Sport di resistenza e danni al cuore

Scoperto su alcuni atleti che l’attività sportiva di durata potrebbe comportare danni al ventricolo destro del cuore

Alteti alla partenza (foto deaxlesports.com)
I ricercatori hanno scoperto su alcuni atleti che l’attività sportiva di durata come le maratone, triathlon, ciclismo in quota od ultra triathlon può comportare danni al ventricolo destro del cuore.
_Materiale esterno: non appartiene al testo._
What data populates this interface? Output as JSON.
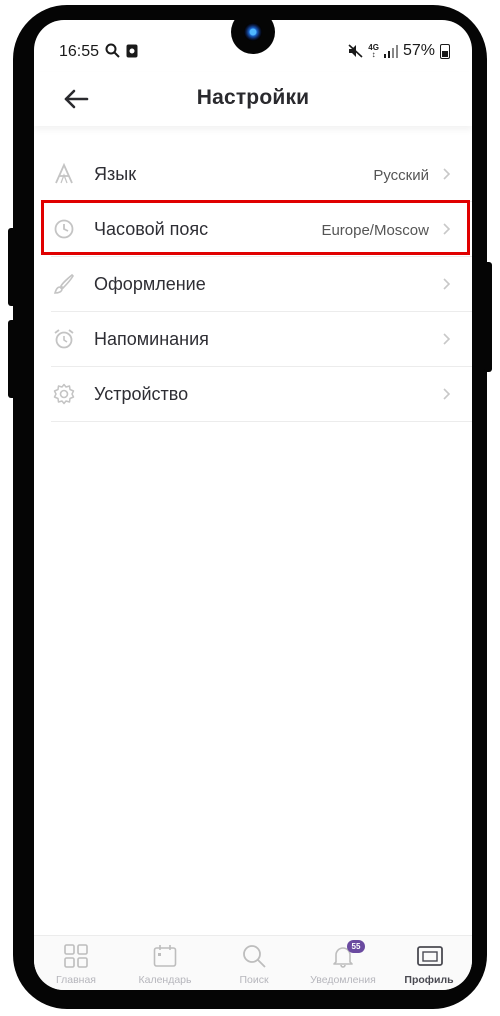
{
  "status_bar": {
    "time": "16:55",
    "battery": "57%",
    "network": "4G"
  },
  "header": {
    "title": "Настройки"
  },
  "settings": [
    {
      "label": "Язык",
      "value": "Русский",
      "icon": "font-icon"
    },
    {
      "label": "Часовой пояс",
      "value": "Europe/Moscow",
      "icon": "clock-icon"
    },
    {
      "label": "Оформление",
      "value": "",
      "icon": "brush-icon"
    },
    {
      "label": "Напоминания",
      "value": "",
      "icon": "alarm-icon"
    },
    {
      "label": "Устройство",
      "value": "",
      "icon": "gear-icon"
    }
  ],
  "tabbar": {
    "tabs": [
      {
        "label": "Главная",
        "icon": "grid-icon"
      },
      {
        "label": "Календарь",
        "icon": "calendar-icon"
      },
      {
        "label": "Поиск",
        "icon": "search-icon"
      },
      {
        "label": "Уведомления",
        "icon": "bell-icon",
        "badge": "55"
      },
      {
        "label": "Профиль",
        "icon": "profile-card-icon",
        "active": true
      }
    ]
  },
  "colors": {
    "highlight": "#e00000",
    "badge": "#6a4aa0",
    "icon_gray": "#bdbdbd"
  }
}
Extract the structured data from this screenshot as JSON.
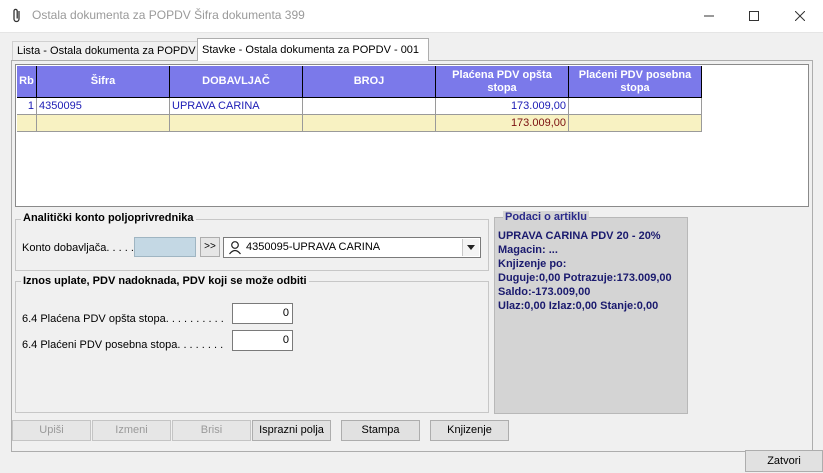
{
  "window": {
    "title": "Ostala dokumenta za POPDV Šifra dokumenta 399",
    "minimize_glyph": "—",
    "maximize_glyph": "☐",
    "close_glyph": "✕"
  },
  "tabs": [
    {
      "label": "Lista - Ostala dokumenta za POPDV",
      "active": false
    },
    {
      "label": "Stavke - Ostala dokumenta za POPDV - 001",
      "active": true
    }
  ],
  "grid": {
    "headers": [
      "Rb",
      "Šifra",
      "DOBAVLJAČ",
      "BROJ",
      "Plaćena PDV opšta stopa",
      "Plaćeni PDV posebna stopa"
    ],
    "rows": [
      [
        "1",
        "4350095",
        "UPRAVA CARINA",
        "",
        "173.009,00",
        ""
      ]
    ],
    "totals": [
      "",
      "",
      "",
      "",
      "173.009,00",
      ""
    ],
    "colors": {
      "header_bg": "#7b79ea",
      "total_bg": "#f8f2c2",
      "row_text": "#1b1bb5"
    }
  },
  "analitika": {
    "title": "Analitički konto poljoprivrednika",
    "konto_label": "Konto dobavljača. . . . .",
    "konto_value": "",
    "lookup_button": ">>",
    "combo_value": "4350095-UPRAVA CARINA",
    "combo_icon": "person-icon"
  },
  "iznos": {
    "title": "Iznos uplate, PDV nadoknada, PDV koji se može odbiti",
    "fields": [
      {
        "label": "6.4 Plaćena PDV opšta stopa. . . . . . . . . .",
        "value": "0"
      },
      {
        "label": "6.4 Plaćeni PDV posebna stopa. . . . . . . .",
        "value": "0"
      }
    ]
  },
  "artikal": {
    "title": "Podaci o artiklu",
    "lines": [
      "UPRAVA CARINA PDV 20 - 20%",
      "Magacin: ...",
      "Knjizenje po:",
      "Duguje:0,00 Potrazuje:173.009,00",
      "Saldo:-173.009,00",
      "Ulaz:0,00 Izlaz:0,00 Stanje:0,00"
    ]
  },
  "buttons": {
    "upisi": "Upiši",
    "izmeni": "Izmeni",
    "brisi": "Brisi",
    "isprazni": "Isprazni polja",
    "stampa": "Stampa",
    "knjizenje": "Knjizenje",
    "zatvori": "Zatvori"
  }
}
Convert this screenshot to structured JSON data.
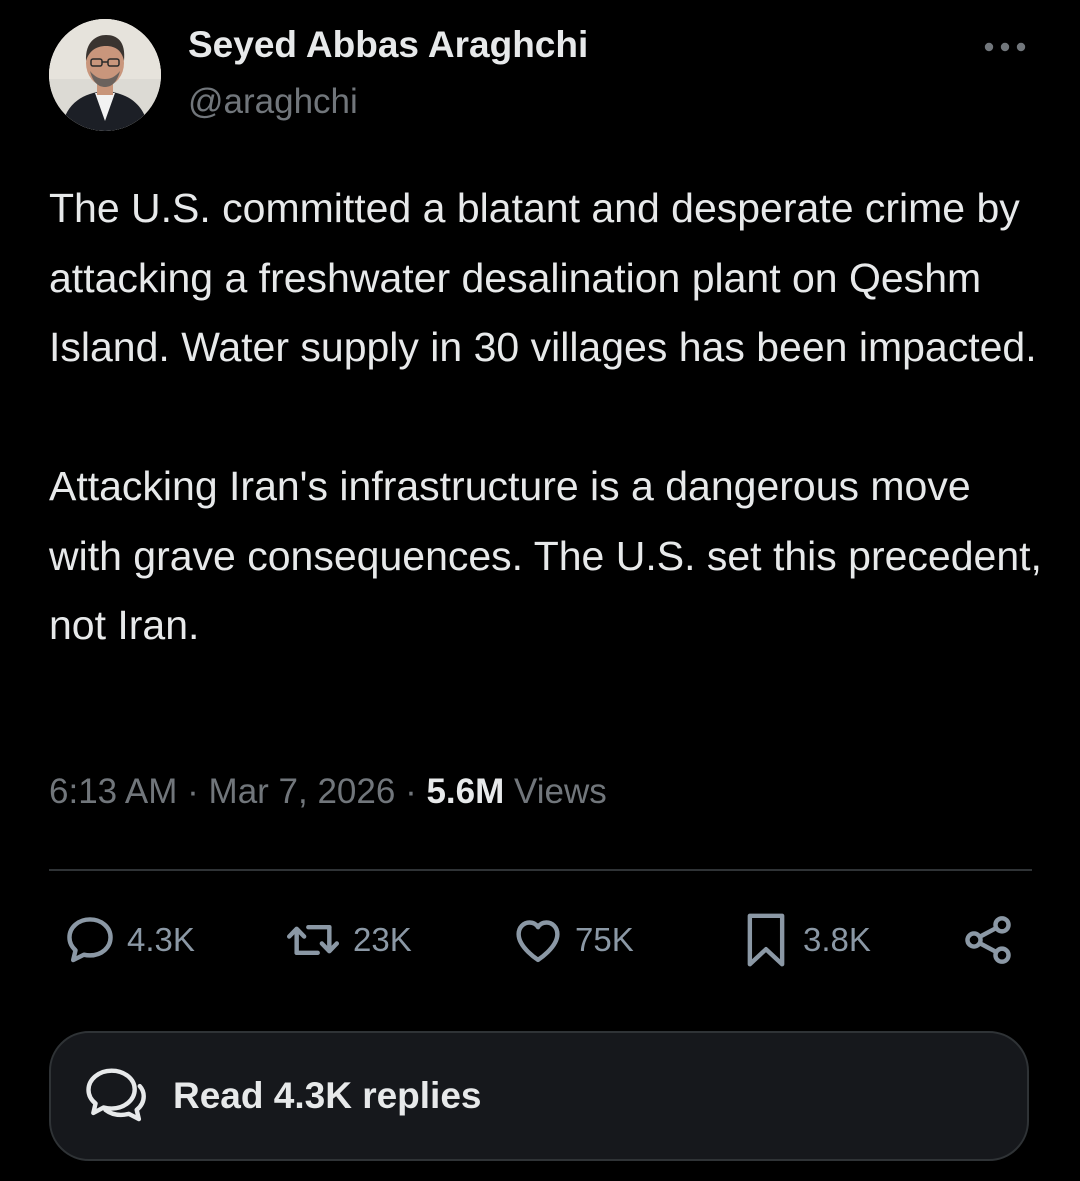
{
  "author": {
    "display_name": "Seyed Abbas Araghchi",
    "handle": "@araghchi"
  },
  "tweet": {
    "paragraphs": [
      "The U.S. committed a blatant and desperate crime by attacking a freshwater desalination plant on Qeshm Island. Water supply in 30 villages has been impacted.",
      "Attacking Iran's infrastructure is a dangerous move with grave consequences. The U.S. set this precedent, not Iran."
    ],
    "time": "6:13 AM",
    "separator": "·",
    "date": "Mar 7, 2026",
    "views_count": "5.6M",
    "views_label": "Views"
  },
  "actions": {
    "reply": {
      "icon": "reply-icon",
      "count": "4.3K"
    },
    "retweet": {
      "icon": "retweet-icon",
      "count": "23K"
    },
    "like": {
      "icon": "heart-icon",
      "count": "75K"
    },
    "bookmark": {
      "icon": "bookmark-icon",
      "count": "3.8K"
    },
    "share": {
      "icon": "share-icon"
    }
  },
  "read_replies": {
    "label": "Read 4.3K replies",
    "icon": "replies-bubble-icon"
  },
  "colors": {
    "background": "#000000",
    "primary_text": "#e7e9ea",
    "secondary_text": "#71767b",
    "action_text": "#8b98a5",
    "divider": "#2f3336",
    "button_background": "#16181c"
  }
}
La ricerca, pubblicata sul European Heart Journal, basata sullo studio dei parametri cardiaci di un campione di 40 atleti dopo una gara della durata di 3-11 ore e confrontati dopo un settimana, ha scoperto che gli scompensi si siano risolti nella maggior parte dei casi nell’arco di una settimana dalla competizione.
Solo cinque di loro hanno evidenziato ulteriori danni permanenti al ventricolo destro, ma non a quello sinistro, come cicatrici nel muscolo cardiaco resi visibili con la risonanza magnetica. Caratteristica comune di questi 5 atleti è che hanno gareggiato negli sport di resistenza più a lungo rispetto a coloro che hanno mostrato lo stesso scompenso.
Il ricercatore Dottor André La Gerche ha affermato di non vi è certezza che l’esercizio di resistenza non sia sano, questo perché i dati emersi non possono supportare questa tesi.
Tuttavia, La Gerche ha commentato che i risultati lasciano però intendere che ci potrebbero essere alcuni atleti predisposti a sviluppare un danno di questo tipo a seguito ad una prolungata attività sportiva di resistenza.
La ricerca necessita maggiori approfondimenti ma fa comprendere quanto sia importante avvicinarsi e praticare sport di endurance con le dovute precauzioni, meglio ancora sarebbe essere seguiti da professionisti del settore, capaci di indirizzare e consigliare le metodologie più opportune da mettere in pratica. L’improvvisazione non paga, non meno negli sport dove ci sono importanti volumi di lavoro che caricano il fisico.